A Boeing 737-700 of Southwest Airlines is seen at Norman Y Mineta San Jose International Airport.

A Boeing 737-700 of Southwest Airlines is seen at Norman Y Mineta San Jose International Airport.

Alex Tay/SOPA Images/LightRocket via Getty Images

Southwest Airlines customers traveling outside the United States can now purchase self-administered COVID test kits to use before return flights, at a discounted price of $50 each, from the health care company CityHealth. The kits provide a rapid, CDC-approved antigen test, and include an online appointment with a CityHealth testing specialist, who will oversee the user’s sample collection process. “RapidReturn does not require travelers to download an app or use a specific operating system,” CityHealth said. “All that is required is a Wi-Fi connection and a video-enabled device (such as a smartphone, tablet or laptop), which reduces compatibility issues. A secure link to download the digital health certificate is emailed shortly after the test is completed, usually Within 2-3 minutes.”

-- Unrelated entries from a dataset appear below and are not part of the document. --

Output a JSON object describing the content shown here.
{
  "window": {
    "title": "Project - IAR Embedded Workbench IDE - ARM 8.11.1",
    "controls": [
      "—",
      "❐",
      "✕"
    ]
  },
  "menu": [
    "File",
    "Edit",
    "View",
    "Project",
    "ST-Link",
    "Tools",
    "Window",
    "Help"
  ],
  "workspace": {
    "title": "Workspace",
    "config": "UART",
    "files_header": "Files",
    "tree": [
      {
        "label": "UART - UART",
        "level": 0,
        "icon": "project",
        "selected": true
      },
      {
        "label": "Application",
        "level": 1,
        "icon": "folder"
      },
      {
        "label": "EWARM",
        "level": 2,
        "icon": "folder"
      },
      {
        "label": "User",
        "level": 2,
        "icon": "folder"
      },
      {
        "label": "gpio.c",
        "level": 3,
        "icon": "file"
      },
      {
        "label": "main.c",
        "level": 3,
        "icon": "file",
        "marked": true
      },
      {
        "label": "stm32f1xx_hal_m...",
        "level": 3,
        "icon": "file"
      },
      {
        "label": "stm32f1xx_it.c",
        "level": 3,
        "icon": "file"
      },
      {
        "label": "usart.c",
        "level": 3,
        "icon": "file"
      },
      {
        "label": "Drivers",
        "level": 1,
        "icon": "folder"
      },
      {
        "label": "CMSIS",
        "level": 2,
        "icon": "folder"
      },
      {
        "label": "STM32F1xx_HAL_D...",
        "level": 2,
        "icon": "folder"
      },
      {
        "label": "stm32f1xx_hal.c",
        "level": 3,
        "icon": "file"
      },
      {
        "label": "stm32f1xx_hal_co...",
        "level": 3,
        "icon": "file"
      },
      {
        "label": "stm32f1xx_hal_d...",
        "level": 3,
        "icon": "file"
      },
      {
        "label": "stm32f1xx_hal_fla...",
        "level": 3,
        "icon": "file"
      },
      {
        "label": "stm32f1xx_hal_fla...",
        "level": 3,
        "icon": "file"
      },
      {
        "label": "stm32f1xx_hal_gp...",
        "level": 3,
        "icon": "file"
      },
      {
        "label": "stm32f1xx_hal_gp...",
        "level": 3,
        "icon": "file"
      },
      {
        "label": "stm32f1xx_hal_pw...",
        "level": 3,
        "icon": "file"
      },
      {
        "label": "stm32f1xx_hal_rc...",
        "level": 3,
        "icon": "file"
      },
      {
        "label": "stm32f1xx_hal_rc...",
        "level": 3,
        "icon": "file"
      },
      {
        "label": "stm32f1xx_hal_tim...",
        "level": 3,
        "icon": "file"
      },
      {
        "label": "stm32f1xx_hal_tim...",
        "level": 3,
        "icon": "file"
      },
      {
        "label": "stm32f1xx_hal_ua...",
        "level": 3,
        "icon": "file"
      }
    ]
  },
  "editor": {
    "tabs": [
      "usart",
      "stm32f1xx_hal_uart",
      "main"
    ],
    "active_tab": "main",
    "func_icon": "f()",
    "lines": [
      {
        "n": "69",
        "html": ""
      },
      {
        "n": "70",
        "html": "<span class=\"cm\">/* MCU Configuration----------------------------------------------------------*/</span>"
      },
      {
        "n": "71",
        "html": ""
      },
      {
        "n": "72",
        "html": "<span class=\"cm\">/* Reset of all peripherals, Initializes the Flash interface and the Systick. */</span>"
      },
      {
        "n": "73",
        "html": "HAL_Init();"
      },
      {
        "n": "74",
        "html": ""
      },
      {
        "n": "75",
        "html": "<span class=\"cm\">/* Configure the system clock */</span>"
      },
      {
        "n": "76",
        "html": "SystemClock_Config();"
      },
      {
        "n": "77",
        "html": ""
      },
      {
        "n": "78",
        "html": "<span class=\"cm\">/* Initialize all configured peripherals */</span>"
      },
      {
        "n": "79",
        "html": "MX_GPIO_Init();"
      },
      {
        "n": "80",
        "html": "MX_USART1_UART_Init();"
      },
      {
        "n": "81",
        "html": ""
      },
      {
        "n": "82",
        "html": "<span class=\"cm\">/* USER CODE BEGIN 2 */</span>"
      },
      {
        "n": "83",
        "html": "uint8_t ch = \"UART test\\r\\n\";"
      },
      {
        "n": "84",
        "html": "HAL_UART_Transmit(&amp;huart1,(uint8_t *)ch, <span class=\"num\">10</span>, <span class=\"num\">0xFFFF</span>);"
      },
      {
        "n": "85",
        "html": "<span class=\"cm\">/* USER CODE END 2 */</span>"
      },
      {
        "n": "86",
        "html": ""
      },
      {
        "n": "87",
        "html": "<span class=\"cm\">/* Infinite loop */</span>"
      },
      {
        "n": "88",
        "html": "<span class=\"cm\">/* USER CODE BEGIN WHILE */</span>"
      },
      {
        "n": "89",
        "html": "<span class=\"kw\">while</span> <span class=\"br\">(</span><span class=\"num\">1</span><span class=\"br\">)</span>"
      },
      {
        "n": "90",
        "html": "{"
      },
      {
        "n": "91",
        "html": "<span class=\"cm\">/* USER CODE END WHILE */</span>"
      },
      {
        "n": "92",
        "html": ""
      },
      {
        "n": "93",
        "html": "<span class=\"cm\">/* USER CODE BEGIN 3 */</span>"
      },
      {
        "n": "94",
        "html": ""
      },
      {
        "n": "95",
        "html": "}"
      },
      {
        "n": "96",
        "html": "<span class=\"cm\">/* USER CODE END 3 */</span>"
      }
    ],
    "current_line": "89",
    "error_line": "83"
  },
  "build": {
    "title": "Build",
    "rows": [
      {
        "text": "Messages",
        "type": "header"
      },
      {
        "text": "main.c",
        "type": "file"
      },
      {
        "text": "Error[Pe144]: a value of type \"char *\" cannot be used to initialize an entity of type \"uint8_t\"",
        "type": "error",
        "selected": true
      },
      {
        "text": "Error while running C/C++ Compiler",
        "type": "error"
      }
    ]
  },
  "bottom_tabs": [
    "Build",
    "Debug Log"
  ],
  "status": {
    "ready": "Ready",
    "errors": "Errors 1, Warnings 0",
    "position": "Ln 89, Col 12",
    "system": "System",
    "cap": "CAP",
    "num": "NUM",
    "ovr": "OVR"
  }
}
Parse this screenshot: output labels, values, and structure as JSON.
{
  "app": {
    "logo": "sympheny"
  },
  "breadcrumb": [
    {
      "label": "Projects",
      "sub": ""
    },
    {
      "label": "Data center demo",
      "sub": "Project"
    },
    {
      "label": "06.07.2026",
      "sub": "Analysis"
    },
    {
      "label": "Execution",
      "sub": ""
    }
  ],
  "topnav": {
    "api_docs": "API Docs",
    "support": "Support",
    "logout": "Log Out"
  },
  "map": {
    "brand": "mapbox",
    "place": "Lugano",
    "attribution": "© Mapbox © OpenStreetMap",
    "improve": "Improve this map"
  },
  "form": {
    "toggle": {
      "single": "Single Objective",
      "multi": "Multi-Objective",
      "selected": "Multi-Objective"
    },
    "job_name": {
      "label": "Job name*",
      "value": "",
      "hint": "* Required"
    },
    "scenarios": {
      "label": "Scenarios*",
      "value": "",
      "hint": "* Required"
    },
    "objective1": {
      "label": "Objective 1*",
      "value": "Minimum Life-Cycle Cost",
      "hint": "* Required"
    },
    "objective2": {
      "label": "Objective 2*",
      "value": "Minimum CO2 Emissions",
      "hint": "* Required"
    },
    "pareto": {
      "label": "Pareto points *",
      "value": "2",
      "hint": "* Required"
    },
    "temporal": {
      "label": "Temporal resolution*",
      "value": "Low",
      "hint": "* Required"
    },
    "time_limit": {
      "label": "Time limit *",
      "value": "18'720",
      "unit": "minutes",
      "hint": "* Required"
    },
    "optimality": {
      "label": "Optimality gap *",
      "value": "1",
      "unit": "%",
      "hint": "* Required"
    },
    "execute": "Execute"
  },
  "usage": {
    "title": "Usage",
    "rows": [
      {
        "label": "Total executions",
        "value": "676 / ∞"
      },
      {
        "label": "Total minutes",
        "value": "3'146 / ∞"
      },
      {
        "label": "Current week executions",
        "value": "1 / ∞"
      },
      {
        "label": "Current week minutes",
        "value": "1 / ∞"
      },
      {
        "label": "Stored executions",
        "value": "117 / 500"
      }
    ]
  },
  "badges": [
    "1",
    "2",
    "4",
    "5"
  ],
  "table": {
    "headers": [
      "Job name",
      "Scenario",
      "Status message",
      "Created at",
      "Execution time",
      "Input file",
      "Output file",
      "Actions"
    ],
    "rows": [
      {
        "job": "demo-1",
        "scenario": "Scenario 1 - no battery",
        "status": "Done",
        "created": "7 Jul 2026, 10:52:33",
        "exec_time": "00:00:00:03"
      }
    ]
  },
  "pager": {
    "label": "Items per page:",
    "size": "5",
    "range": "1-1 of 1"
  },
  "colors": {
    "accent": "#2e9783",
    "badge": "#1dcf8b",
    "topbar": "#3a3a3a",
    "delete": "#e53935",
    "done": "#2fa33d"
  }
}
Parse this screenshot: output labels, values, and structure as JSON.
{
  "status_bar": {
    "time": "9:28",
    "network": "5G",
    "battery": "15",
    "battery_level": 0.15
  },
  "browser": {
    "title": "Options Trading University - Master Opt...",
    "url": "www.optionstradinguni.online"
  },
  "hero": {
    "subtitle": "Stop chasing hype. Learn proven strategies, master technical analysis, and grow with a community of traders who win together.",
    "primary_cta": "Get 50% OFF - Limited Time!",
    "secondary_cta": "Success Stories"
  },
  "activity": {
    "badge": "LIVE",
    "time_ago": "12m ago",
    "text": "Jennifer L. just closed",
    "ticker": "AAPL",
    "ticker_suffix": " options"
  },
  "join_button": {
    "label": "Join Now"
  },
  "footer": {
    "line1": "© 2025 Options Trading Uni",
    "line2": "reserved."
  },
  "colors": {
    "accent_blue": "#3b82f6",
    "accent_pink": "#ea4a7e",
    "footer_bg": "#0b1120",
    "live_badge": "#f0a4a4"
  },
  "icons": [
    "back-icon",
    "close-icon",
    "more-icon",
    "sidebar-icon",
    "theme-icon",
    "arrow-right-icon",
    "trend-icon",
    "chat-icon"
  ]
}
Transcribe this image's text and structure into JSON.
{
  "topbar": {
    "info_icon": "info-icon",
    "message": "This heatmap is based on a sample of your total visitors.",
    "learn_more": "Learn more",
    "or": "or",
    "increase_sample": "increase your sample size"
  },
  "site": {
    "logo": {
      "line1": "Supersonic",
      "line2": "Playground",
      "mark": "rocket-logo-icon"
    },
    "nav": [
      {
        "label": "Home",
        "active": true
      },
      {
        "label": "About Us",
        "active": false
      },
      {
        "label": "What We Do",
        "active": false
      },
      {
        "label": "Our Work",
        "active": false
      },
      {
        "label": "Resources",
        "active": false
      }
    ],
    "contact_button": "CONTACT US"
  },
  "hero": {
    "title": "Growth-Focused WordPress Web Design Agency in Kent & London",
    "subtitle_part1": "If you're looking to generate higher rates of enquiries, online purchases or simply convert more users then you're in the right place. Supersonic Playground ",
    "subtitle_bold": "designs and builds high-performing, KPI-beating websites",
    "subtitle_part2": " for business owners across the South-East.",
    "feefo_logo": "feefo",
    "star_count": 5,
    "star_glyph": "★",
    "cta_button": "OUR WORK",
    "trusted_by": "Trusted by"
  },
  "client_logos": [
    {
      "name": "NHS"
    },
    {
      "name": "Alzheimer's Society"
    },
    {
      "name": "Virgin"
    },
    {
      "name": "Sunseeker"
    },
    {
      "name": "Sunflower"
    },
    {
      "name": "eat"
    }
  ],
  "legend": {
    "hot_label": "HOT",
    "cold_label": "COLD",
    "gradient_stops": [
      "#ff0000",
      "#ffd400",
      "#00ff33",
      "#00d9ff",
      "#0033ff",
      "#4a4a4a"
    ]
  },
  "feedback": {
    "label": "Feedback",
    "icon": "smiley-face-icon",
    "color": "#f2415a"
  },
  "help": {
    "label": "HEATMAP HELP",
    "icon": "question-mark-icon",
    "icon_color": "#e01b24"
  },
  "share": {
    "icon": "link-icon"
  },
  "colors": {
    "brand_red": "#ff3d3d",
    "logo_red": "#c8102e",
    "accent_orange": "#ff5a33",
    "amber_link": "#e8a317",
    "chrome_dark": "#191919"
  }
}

Two low-cost European airlines are developing plans to fly to the United States in the new year. Started by former executives from the defunct WOW Airlines, PLAY in Iceland is scheduled to start an April 20 flight between London Stansted and Baltimore/Washington, and May 11 between Stansted and Boston. Both routes will include a short layover at Keflavik Airport, Iceland, outside Reykjavik. PLAY began operations last summer and currently flies from Iceland to six destinations in Europe. Meanwhile, Oslo-based Norse Atlantic Airways has obtained an operating certificate from the Norwegian government, and aspires to be the successor to Transatlantic Norwegian Airlines. (Norwegian Airlines still exists, but no longer flies to the US) Norse Atlantic plans to begin flying the 787 this spring from Oslo to Ontario, California, Ft. Lauderdale, Florida and Stewart International Airport in Orange County, New York, 60 miles from New York City.